Trovato l’accordo sulla catechesi, l’attività ebbe inizio la domenica successiva, 22 gennaio. Juan e alcuni colleghi della Facoltà di Medicina —tra i quali Ángel Cifuentes[208], Joaquín Herrero[209], Aurelio Torres[210] e José María Valentín— frequentarono da allora con regolarità. Secondo Vázquez de Prada, «gli amici di Juan erano giovani con ardore patriottico, assidui alle riunioni di propaganda politica che di solito si tenevano la domenica, proprio il giorno della catechesi. Qualcosa placò i bollori di quegli intrepidi attivisti, tanto da far loro pensare di essere più utili nella catechesi che negli incontri politici»[211]. L’insegnamento del catechismo non richiedeva solamente la rinuncia ad altre attività tipiche della domenica mattina, ma manifestava l’impegno cristiano, il desiderio di evangelizzare una zona povera dove regnava un clima avverso al cattolicesimo; nel caso della Scuola, si arrivò all’estremo di subire un attacco incendiario il 4 maggio[212]. «Fu come la prova del fuoco della loro generosità»[213], ricordava uno degli studenti.

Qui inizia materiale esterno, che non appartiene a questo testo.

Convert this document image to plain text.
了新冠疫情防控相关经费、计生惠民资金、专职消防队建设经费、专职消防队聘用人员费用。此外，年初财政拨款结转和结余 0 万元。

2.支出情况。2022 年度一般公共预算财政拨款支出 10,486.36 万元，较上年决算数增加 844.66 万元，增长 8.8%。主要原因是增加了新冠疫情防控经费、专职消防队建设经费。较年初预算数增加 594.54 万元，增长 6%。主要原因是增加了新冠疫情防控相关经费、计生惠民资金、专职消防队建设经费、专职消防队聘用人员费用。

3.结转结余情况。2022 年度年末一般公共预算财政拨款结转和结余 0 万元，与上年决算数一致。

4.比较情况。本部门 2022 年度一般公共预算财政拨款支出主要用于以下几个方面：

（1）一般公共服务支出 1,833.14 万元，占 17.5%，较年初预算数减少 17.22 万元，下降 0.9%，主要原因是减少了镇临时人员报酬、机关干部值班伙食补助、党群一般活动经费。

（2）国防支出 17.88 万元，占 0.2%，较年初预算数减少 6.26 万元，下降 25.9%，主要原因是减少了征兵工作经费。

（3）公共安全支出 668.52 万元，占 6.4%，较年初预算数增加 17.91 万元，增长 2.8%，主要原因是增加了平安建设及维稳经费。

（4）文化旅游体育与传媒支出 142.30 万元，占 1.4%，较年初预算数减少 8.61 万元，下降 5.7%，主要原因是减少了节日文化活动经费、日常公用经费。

Il programma della catechesi era semplice. I catechisti preparavano prima gli argomenti. Poi la domenica mattina s’incontravano in una stazione del metrò del centro di Madrid e da lì si recavano a Tetuán. Suor María Auxiliadora si abituò a vedere la domenica «un gruppo di studenti universitari, quasi tutti di Medicina»[214], che appena arrivavano entravano nella cappella; e lì recitavano una preghiera: «Degnatevi, Signore, di inviare la vostra santa benedizione per imparare e praticare la Dottrina che avete portato dal cielo sulla terra. Tre avemarie»[215]. Poi, si davano gli avvisi opportuni, ricevevano i bambini e li dividevano in gruppi per il catechismo. Alla fine, assistevano ad una meditazione di quindici minuti, data da José María Escrivá o da Lino Vea−Murguía[216]. Alle undici del mattino il cappellano della scuola celebrava la Messa per i piccoli.

Una volta avviata la catechesi di Tetuán, Escrivá ne fece partire un’altra, tenuta dalle donne che stava formando. Almeno due di loro —Carmen Cuervo e Modesta Cabeza— le domeniche del primo semestre del 1933 andarono a insegnare il catechismo nel quartiere La Ventilla, non lontano da quello de Los Pinos[217].